Grief is a hell of a motivator.

For seven and a half years we had adventures with Rina and I’d been recording them through her eyes. Some were sad, others disastrous, but most were happy, and funny. I expected the party to go on forever.

By September 2016 I’d completed 70,000 words of the Rina story and was working out how to finish it off. I wanted an uplifting, happy ending celebrating unconditional love. Rina was going on fourteen, healthy and we expected her to live for many more years.

October came and we went away for a four day break to Candi Dasa. Rina was keen to go and as usually sat on our bag while we packed ensuring she wasn’t left behind.

No sooner had we arrived in Candi Dasa, than we noticed a change. Her usual inquisitiveness was absent, she seemed lethargic and only nibbled at her food. Day two, she stopped eating completely and by day three, we were worried. We returned to Ubud and our vet. Tests were run and it was discovered she had blood parasites. The prognosis was not good, but we hoped medication and transfusions would work and our little girl would regain her health. I had a trip scheduled to the Cambodian Kampot Festival in late October, and cancelled it, wanting to stay around for Rina’s recovery.

For three weeks Sunset Vet became our second home. Drugs were tried and tests given, but without improvement. Her weight dropped, even though we force-fed her with syringes of food and water. Never did she resist. Her vision and hearing started to go and her weight plummeted, but I still expected her to recover. Denial was my companion.
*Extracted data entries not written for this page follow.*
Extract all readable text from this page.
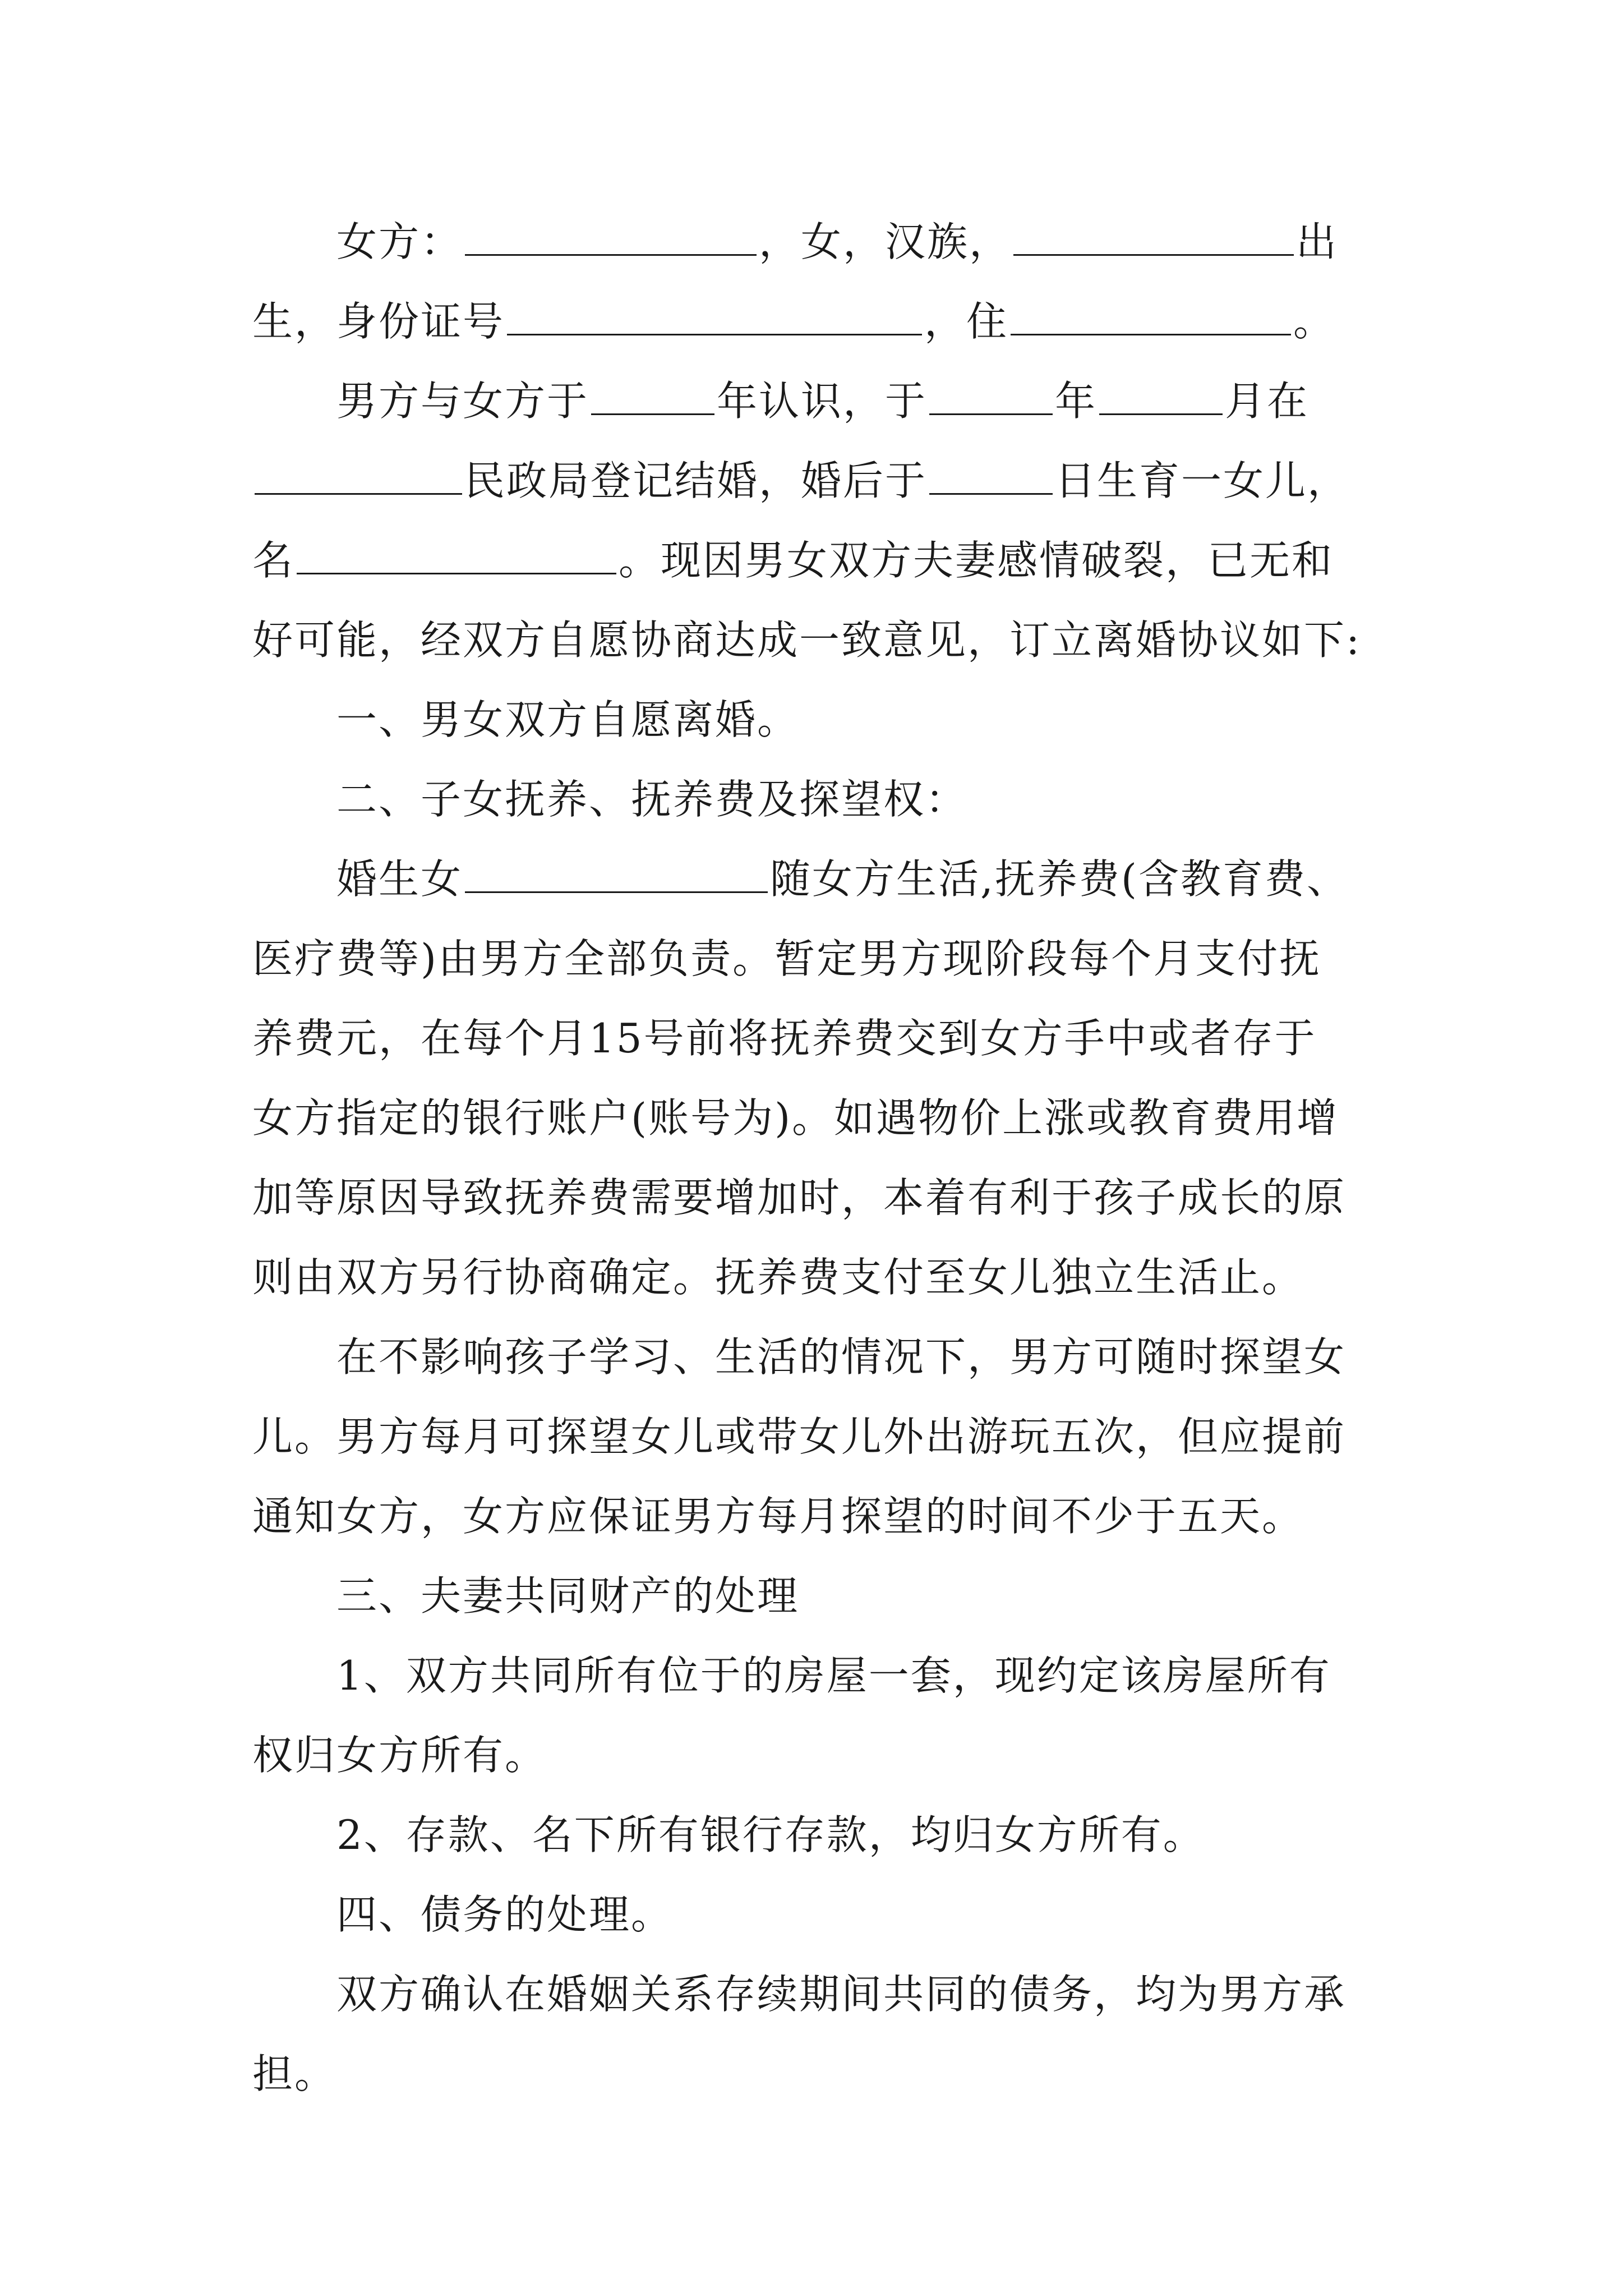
女方：	，女，汉族，	出
生，身份证号	，住	。
男方与女方于	年认识，于	年	月在
民政局登记结婚，婚后于	日生育一女儿，
名	。现因男女双方夫妻感情破裂，已无和
好可能，经双方自愿协商达成一致意见，订立离婚协议如下:
一、男女双方自愿离婚。
二、子女抚养、抚养费及探望权：
婚生女	随女方生活,抚养费(含教育费、
医疗费等)由男方全部负责。暂定男方现阶段每个月支付抚
养费元，在每个月15号前将抚养费交到女方手中或者存于
女方指定的银行账户(账号为)。如遇物价上涨或教育费用增
加等原因导致抚养费需要增加时，本着有利于孩子成长的原
则由双方另行协商确定。抚养费支付至女儿独立生活止。
在不影响孩子学习、生活的情况下，男方可随时探望女
儿。男方每月可探望女儿或带女儿外出游玩五次，但应提前
通知女方，女方应保证男方每月探望的时间不少于五天。
三、夫妻共同财产的处理
1、双方共同所有位于的房屋一套，现约定该房屋所有
权归女方所有。
2、存款、名下所有银行存款，均归女方所有。
四、债务的处理。
双方确认在婚姻关系存续期间共同的债务，均为男方承
担。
On the 30th October, we took Rina to the vet, hoping to hear encouraging words, but none were uttered. Nursing Rina, Bayu drove us home on his motorbike and parked outside our house, but I didn’t move. “Go back to the vet,” I said. “I haven’t asked the right questions.” Returning to Dr Wulan, I mustered the words, “She’s not going to recover. Is she?” Hearing confirmation of my fears, I knew I was allowing her to suffer, this dog, who I loved more than life itself. We scheduled for the vet to visit us the following morning and euthanize out darling.

Tears flowed. The life left Rina’s body and we buried her body in our small garden. But her spirit remained, nagging at Bayu and I to remember all the good times we’d had together. Lying on our bed, we cried and reminisced for hours and I realised I had the final chapters of Rina’s book. An ending I had no desire for, but the one that was real, the one I had to write.

Sadness gripped us and I felt we needed time alone to grieve. “I want to finish Rina’s book,” I said, my eyes still leaking. “Will you come with me to Cambodia?”

Two days later we were in Phnom Penh and a couple of days later in Kampot. We took in sights, drank coffee and always chatted about Rina. In my spare moments I wrote. Grief propelled the words onto the page. I wondered who was writing, Rina, or me. As tears flowed from each of us we embraced, and ever so slowly we healed. After Kampot we took a tuktuk to Kep where we had two nights booked. On this trip, my flood gates opened as recollections of Rina flashed through my mind. I was processing the next section to be written. Arriving in Kep, I was still unable the stop the flow of tears so Bayu told our driver to return us to Kampot. Back in out Kampot hotel, I lay on the bed and wrote. Bayu massaged my back and from the sniffs I heard, I knew he too was crying. Grief was proving to be one hell of a motivator. By the time we stepped onto the plane for home, Rina’s manuscript was completed. Our grief was still strong, but a little more controllable.

Home in Bali we set up the Rina memorial garden, a further step in mourning and letting go. As my desk faced this garden, the photos on display were a constant reminder of our adventures and eight wonderful years together.

Sitting at my desk, photographic reminders of Rina in the garden before me, I moved the completed draft through the editorial process. Eventually, it was completed and in March 2020, the publication process began.

Using Publishizer, on the 4th April, 2020, I launched a crowd-funded book publishing deal. This campaign runs until the 4th May and at last Rina’s book will be published. If you wish to pre-order, “Abandoned, Rescued, Loved – a dog’s story, click on the link below.

Rina lives on in my heart and my memories. The grief I once felt has long gone replaced by joy and happiness. I know we were blessed to shave her in our lives for eight glorious years. Who could ask for more?